Quelle: Peter Degener

Jüterbog. Meist wehen nur kleine Äste auf das Grundstück von Bernd Weiß, der in der Jüterboger Mendelssohnstraße direkt an der Wasche wohnt. Jedes Jahr summieren sich die Zweige zu stattlichen Haufen, doch damit kann er leben. Eine Gefahr sieht er hingegen in den 20 Meter hohen und über 70 Jahre alten Bäumen entlang des Gewässers. „Die Bäume haben viele trockene Äste und jetzt ist ein Zustand erreicht, da erschlagen die fast die Leute“, sagt Weiß.

Anwohner hat mehrfach Gefahrenabwehr angemahnt

Sein Schreckensszenario ist nicht aus der Luft gegriffen. Erst vor kurzem fiel ein armdicker und mehrere Meter langer Ast „mit einem Riesenknall“ mitten auf den Spazierweg an der Wasche. „Kurz davor war an dieser Stelle noch eine Frau mit ihrem Kind gewesen“, erinnert sich Weiß. Er hat sich daraufhin nicht zum ersten Mal beim Bauhof gemeldet und die Beseitigung der Gefahr durch einen Baumschnitt angemahnt.

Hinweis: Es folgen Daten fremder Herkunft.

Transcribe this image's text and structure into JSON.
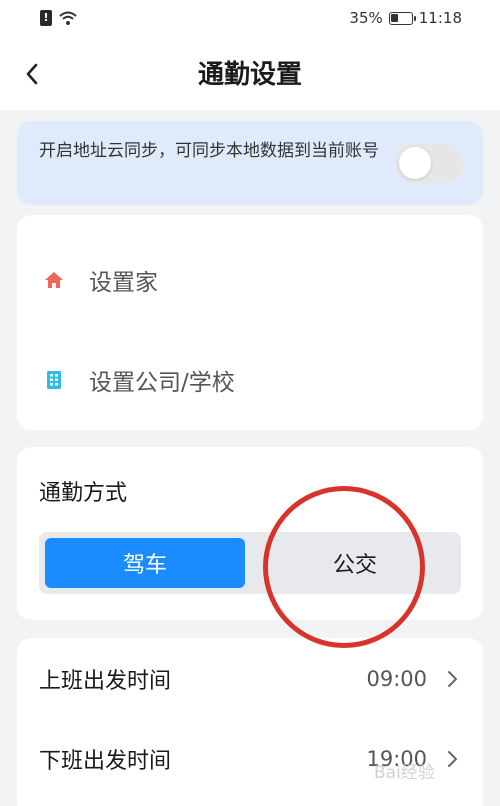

Tatsächlich geht von vielen Bäumen am Wilhelm-Kempff-Weg entlang der Wasche mittlerweile keine Gefahr mehr aus. Laut Bauamt wurden in der Schnittsaison 2014/2015 die Kronen der Bäume durch eine externe Firma gepflegt – bis auf das letzte Stück hinter der Mendelssohnstraße. „Die hatten den ganzen Weg gemacht. Nur noch fünf oder sechs Bäume hatten gefehlt, als sie an einem Freitag aufgehört hatten. Ich dachte noch, dass sie am Montag weitermachen“, sagt Weiß.

Bauamt: „Andere Brennpunkte der Verkehrssicherheit“

Aber der Auftrag war bereits fertiggestellt. Der Bauhof hatte nicht genügend Mittel, um den ganzen Weg pflegen zu lassen. Zudem gebe es „andere Brennpunkte bei der Wiederherstellung der Verkehrssicherheit“, wie Bauamtsleiterin Kira Wenngatz an MAZ-Anfrage mitteilt.

Immerhin wird der Brennpunkt an der Mendelssohnstraße nun entschärft. Die Arbeiten an den Bäumen seien „nicht abgeschlossen oder in Vergessenheit geraten“ und werden derzeit durch den Bauhof ausgeschrieben. Sie sollen zeitnah und entsprechend der finanziellen Möglichkeiten zu Ende gebracht werden, heißt es.